San Francisco, CA—There is no shortage of research on psychosocial issues in patients with cancer, but implementation of this evidence in clinical practice has a long way to go, according to data presented at the 2019 Supportive Care in Oncology Symposium.
“We have a robust body of observational, mechanistic, and interventional research on psychosocial issues and problems with people with cancer,” said Paul B. Jacobsen, PhD, FASCO, Associate Director, NCI Division of Cancer Control and Population Science. “But we haven’t systematically studied how to take this evidence and apply it in the real world.”
Many interventions have demonstrated efficacy in well-conducted randomized trials, he said, and their findings show the benefits of interventions. In addition, said Dr Jacobsen, the field has seen a growing workforce that is trained in the delivery of psychosocial care, and clinical guidelines have been developed for distress management by different organizations.
There are also other models for delivering psychosocial care, including the collaborative care model for the treatment of depression. This approach involves the integration of care managers and consultant psychiatrists, with primary care physician oversight, to manage mental disorders as chronic diseases rather than as acute symptoms.
“This is a model that could be very applicable to community practices, where there may be limited availability of mental health professionals, but somebody in the practice who could serve as a care manager,” said Dr Jacobsen. “Even though this model has been adapted for cancer care and has demonstrated robust evidence for reducing depression severity in people with cancer, it has not been widely adopted.”
One possible explanation for the lack of real-world application is that the majority of interventions tested in psychosocial care have focused on the individual.
“Very few studies have considered the role of providers or members of the clinical team, the healthcare clinic in which this care is going to be delivered, the healthcare systems that the clinics work in, and the community settings, which will be very important in resource-limited settings,” he explained. “Very, very few studies of a pragmatic nature have been conducted in the field of psychosocial care today.”
As opposed to clinical effectiveness research that deals only with evidence-based interventions and their effects on outcomes, said Dr Jacobsen, implementation science offers a way to consider systematically what strategies should be used to implement this intervention. There is also the issue of cost.

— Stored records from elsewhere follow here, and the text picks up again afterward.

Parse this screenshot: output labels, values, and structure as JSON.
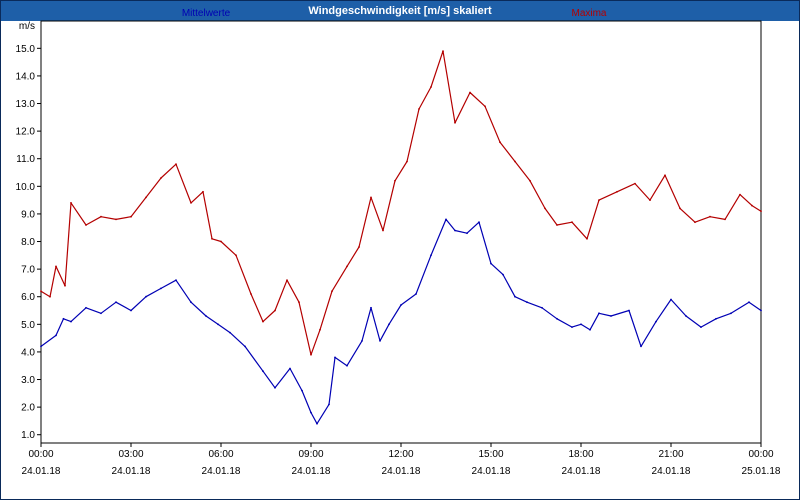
{
  "window": {
    "title": "Windgeschwindigkeit [m/s] skaliert"
  },
  "chart_data": {
    "type": "line",
    "ylabel": "m/s",
    "ylim": [
      0.7,
      15.7
    ],
    "xlim_hours": [
      0,
      24
    ],
    "y_ticks": [
      "1.0",
      "2.0",
      "3.0",
      "4.0",
      "5.0",
      "6.0",
      "7.0",
      "8.0",
      "9.0",
      "10.0",
      "11.0",
      "12.0",
      "13.0",
      "14.0",
      "15.0"
    ],
    "x_ticks": [
      {
        "hour": 0,
        "time": "00:00",
        "date": "24.01.18"
      },
      {
        "hour": 3,
        "time": "03:00",
        "date": "24.01.18"
      },
      {
        "hour": 6,
        "time": "06:00",
        "date": "24.01.18"
      },
      {
        "hour": 9,
        "time": "09:00",
        "date": "24.01.18"
      },
      {
        "hour": 12,
        "time": "12:00",
        "date": "24.01.18"
      },
      {
        "hour": 15,
        "time": "15:00",
        "date": "24.01.18"
      },
      {
        "hour": 18,
        "time": "18:00",
        "date": "24.01.18"
      },
      {
        "hour": 21,
        "time": "21:00",
        "date": "24.01.18"
      },
      {
        "hour": 24,
        "time": "00:00",
        "date": "25.01.18"
      }
    ],
    "grid": true,
    "series": [
      {
        "name": "Mittelwerte",
        "color": "#0000b4",
        "points": [
          [
            0,
            4.2
          ],
          [
            0.5,
            4.6
          ],
          [
            0.75,
            5.2
          ],
          [
            1.0,
            5.1
          ],
          [
            1.5,
            5.6
          ],
          [
            2.0,
            5.4
          ],
          [
            2.5,
            5.8
          ],
          [
            3.0,
            5.5
          ],
          [
            3.5,
            6.0
          ],
          [
            4.0,
            6.3
          ],
          [
            4.5,
            6.6
          ],
          [
            5.0,
            5.8
          ],
          [
            5.5,
            5.3
          ],
          [
            5.9,
            5.0
          ],
          [
            6.3,
            4.7
          ],
          [
            6.8,
            4.2
          ],
          [
            7.4,
            3.3
          ],
          [
            7.8,
            2.7
          ],
          [
            8.3,
            3.4
          ],
          [
            8.7,
            2.6
          ],
          [
            9.0,
            1.8
          ],
          [
            9.2,
            1.4
          ],
          [
            9.6,
            2.1
          ],
          [
            9.8,
            3.8
          ],
          [
            10.2,
            3.5
          ],
          [
            10.7,
            4.4
          ],
          [
            11.0,
            5.6
          ],
          [
            11.3,
            4.4
          ],
          [
            11.6,
            5.0
          ],
          [
            12.0,
            5.7
          ],
          [
            12.5,
            6.1
          ],
          [
            13.0,
            7.5
          ],
          [
            13.5,
            8.8
          ],
          [
            13.8,
            8.4
          ],
          [
            14.2,
            8.3
          ],
          [
            14.6,
            8.7
          ],
          [
            15.0,
            7.2
          ],
          [
            15.4,
            6.8
          ],
          [
            15.8,
            6.0
          ],
          [
            16.2,
            5.8
          ],
          [
            16.7,
            5.6
          ],
          [
            17.2,
            5.2
          ],
          [
            17.7,
            4.9
          ],
          [
            18.0,
            5.0
          ],
          [
            18.3,
            4.8
          ],
          [
            18.6,
            5.4
          ],
          [
            19.0,
            5.3
          ],
          [
            19.6,
            5.5
          ],
          [
            20.0,
            4.2
          ],
          [
            20.5,
            5.1
          ],
          [
            21.0,
            5.9
          ],
          [
            21.5,
            5.3
          ],
          [
            22.0,
            4.9
          ],
          [
            22.5,
            5.2
          ],
          [
            23.0,
            5.4
          ],
          [
            23.6,
            5.8
          ],
          [
            24.0,
            5.5
          ]
        ]
      },
      {
        "name": "Maxima",
        "color": "#b40000",
        "points": [
          [
            0,
            6.2
          ],
          [
            0.3,
            6.0
          ],
          [
            0.5,
            7.1
          ],
          [
            0.8,
            6.4
          ],
          [
            1.0,
            9.4
          ],
          [
            1.5,
            8.6
          ],
          [
            2.0,
            8.9
          ],
          [
            2.5,
            8.8
          ],
          [
            3.0,
            8.9
          ],
          [
            3.5,
            9.6
          ],
          [
            4.0,
            10.3
          ],
          [
            4.5,
            10.8
          ],
          [
            5.0,
            9.4
          ],
          [
            5.4,
            9.8
          ],
          [
            5.7,
            8.1
          ],
          [
            6.0,
            8.0
          ],
          [
            6.5,
            7.5
          ],
          [
            7.0,
            6.1
          ],
          [
            7.4,
            5.1
          ],
          [
            7.8,
            5.5
          ],
          [
            8.2,
            6.6
          ],
          [
            8.6,
            5.8
          ],
          [
            9.0,
            3.9
          ],
          [
            9.3,
            4.8
          ],
          [
            9.7,
            6.2
          ],
          [
            10.2,
            7.1
          ],
          [
            10.6,
            7.8
          ],
          [
            11.0,
            9.6
          ],
          [
            11.4,
            8.4
          ],
          [
            11.8,
            10.2
          ],
          [
            12.2,
            10.9
          ],
          [
            12.6,
            12.8
          ],
          [
            13.0,
            13.6
          ],
          [
            13.4,
            14.9
          ],
          [
            13.8,
            12.3
          ],
          [
            14.3,
            13.4
          ],
          [
            14.8,
            12.9
          ],
          [
            15.3,
            11.6
          ],
          [
            15.8,
            10.9
          ],
          [
            16.3,
            10.2
          ],
          [
            16.8,
            9.2
          ],
          [
            17.2,
            8.6
          ],
          [
            17.7,
            8.7
          ],
          [
            18.2,
            8.1
          ],
          [
            18.6,
            9.5
          ],
          [
            19.2,
            9.8
          ],
          [
            19.8,
            10.1
          ],
          [
            20.3,
            9.5
          ],
          [
            20.8,
            10.4
          ],
          [
            21.3,
            9.2
          ],
          [
            21.8,
            8.7
          ],
          [
            22.3,
            8.9
          ],
          [
            22.8,
            8.8
          ],
          [
            23.3,
            9.7
          ],
          [
            23.7,
            9.3
          ],
          [
            24.0,
            9.1
          ]
        ]
      }
    ]
  }
}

“Very few studies of psychosocial care have actually looked at costs—not only the cost of the intervention but the cost of implementing it,” Dr Jacobsen said. “The issue of sustainability is critical, as well. What’s the likelihood that a practice will take this new form of delivery of care and continue to use it after your research study is done? To what extent can you produce enduring change in clinical practice?”
There are, of course, many things that clinicians still need to learn with respect to psychosocial aspects of care—there are new forms of therapy producing new side effects and psychosocial issues, and there are gaps in terms of interventions. However, the more pressing need is implementation of the evidence that is already there, he said.
“We have collaborative care for depression that’s just sitting there waiting to be implemented, and there are many step-care models that will be very applicable for widespread delivery of psychosocial care,” he concluded. “If we expand the scope of research, I think we have the potential to generate the kind of real-world evidence that is going to drive additional positive changes in policy and practice for psychosocial care.”